ほどなくして、ネリス基地に着くと、物々しい警戒態勢が敷かれていた。二人が一室に通されると、既に、高官らしい人物が中央に座り、左右には、軍服を着た上級士官達が並んでいた。長身で口ひげを蓄えた中央の高官は、国防長官だと紹介された。物々しい警備は彼の為だったのだ。彼は、二人に着席を促すと、

「大統領から、皆さんにくれぐれも宜しくとの伝言を預かってまいりました」

 と前置きして、本題に入った。

「早速ですが、我が国としては貴方たちの戦闘服の技術を是非提供して戴きたいのです。 そのお返しと言ってはなんですが、エリア五十一にエイリアンの宇宙船が保管されています。話を伺いますと、貴方たちは宇宙船を破壊され、帰る術がないと伺っています。今は動くかどうかも分からないのですが、一度その宇宙船を見てはどうでしょう。動くものなら差し上げます」

「交換条件という事ですか?」

 レグルスは、長官に厳しい目を向けた。

「動けばの話ですが、私どもの科学力では解明は難しいのです。これからご案内します」 長官は席を立つと、レグルス達を促し、ヘリでエリア五十一へと向かった。

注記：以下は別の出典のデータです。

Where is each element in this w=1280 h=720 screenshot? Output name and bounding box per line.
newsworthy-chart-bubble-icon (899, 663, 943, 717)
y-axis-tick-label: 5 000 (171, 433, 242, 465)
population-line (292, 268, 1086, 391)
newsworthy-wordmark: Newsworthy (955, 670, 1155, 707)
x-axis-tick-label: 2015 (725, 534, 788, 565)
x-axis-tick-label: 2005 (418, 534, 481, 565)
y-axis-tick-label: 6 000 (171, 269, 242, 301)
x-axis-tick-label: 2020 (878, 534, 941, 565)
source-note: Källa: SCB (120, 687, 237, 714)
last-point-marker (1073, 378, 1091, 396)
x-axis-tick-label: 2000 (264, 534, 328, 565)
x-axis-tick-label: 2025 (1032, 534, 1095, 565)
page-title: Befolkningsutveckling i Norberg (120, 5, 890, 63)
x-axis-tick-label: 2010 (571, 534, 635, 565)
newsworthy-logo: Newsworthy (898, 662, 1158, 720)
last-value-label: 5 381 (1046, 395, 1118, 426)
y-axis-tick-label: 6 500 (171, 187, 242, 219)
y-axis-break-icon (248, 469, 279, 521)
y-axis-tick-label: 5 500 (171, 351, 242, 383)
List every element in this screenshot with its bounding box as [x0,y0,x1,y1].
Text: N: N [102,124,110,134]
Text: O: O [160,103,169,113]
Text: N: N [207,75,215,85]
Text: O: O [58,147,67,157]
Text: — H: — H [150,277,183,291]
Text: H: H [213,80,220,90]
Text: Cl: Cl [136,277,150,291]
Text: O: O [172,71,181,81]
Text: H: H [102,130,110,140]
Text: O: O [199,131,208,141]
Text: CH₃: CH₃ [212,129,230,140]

 エリア五十一で知られる基地に着くと、ここでも、厳戒態勢で迎えられた。

「ここからは、一部の軍関係者以外は入れないエリアです」

 長官はそう言いながら、一つの格納庫の地下へとエレベーターで下りて行った。そこは、大きな地下格納庫になっており、数機の最新鋭機らしい機体があって、その奥に、一種変わった物体が姿を現した。

 直径は十メートル位だろうか、鈍い緑色をした球体で宇宙船のイメージとは、かけ離れたものだった。

「これが、その宇宙船です。いや、らしきものと言った方が適切かもしれませんが……」

 長官はそう言って、球体の周りをぐるっと案内した。

「外装には傷一つありませんが、入り口が無いのです。色々試してはいるのですが、今まで、何も解明されていません。あなた達の星のものですか?」

「いいえ、このような物は見たことがありません」

 レグルスが答えると、長官は、残念そうに頷いた。

「間違いなく、異星人のものでしょうね。この船を動かすことが出来たら本当にいただけるんですか?」

 レグルスが興味深そうに球体を見ながら聞いた。科学の発達したエイリアンの宇宙船なら、ステラをすぐにでもサファイヤ星に連れて帰って、治療を受けさせることが出来ると思ったからだ。

「差し上げます。ただし、例のスーツを一体だけ提供してもらいたい」

「今の地球の科学力では、あれを解明するにしても、百年はかかるでしょうね。作り方が全然違うのです。私共も科学者ではないので、技術の手ほどきは無理だと思います」

 レグルスが、説明すると、

「何とかならないですかね?」

 長官は、懇願するような目でレグルスを見た。

「長官。私共としましては、強力な兵器を一国だけに提供することは出来ません。この星の為にならないと思うからです。しかし、宇宙開発など、全地球的な分野なら多少の協力は出来るでしょう。例えば、次世代の新エンジンの技術提供でしたら、私達でも何とかなります。一度検討して下さい」

 レグルスは、自分たちの思いを端的に話した。

「検討しましょう」

 長官は、前向きに検討すると応じた。

 会議室に戻り、今後どうするかを意見交換した。とりあえず、レグルス達と米軍共同で球体の解明をすることに決まり、新エンジンの件も、世界の頭脳を結集して、共同開発することが決定した。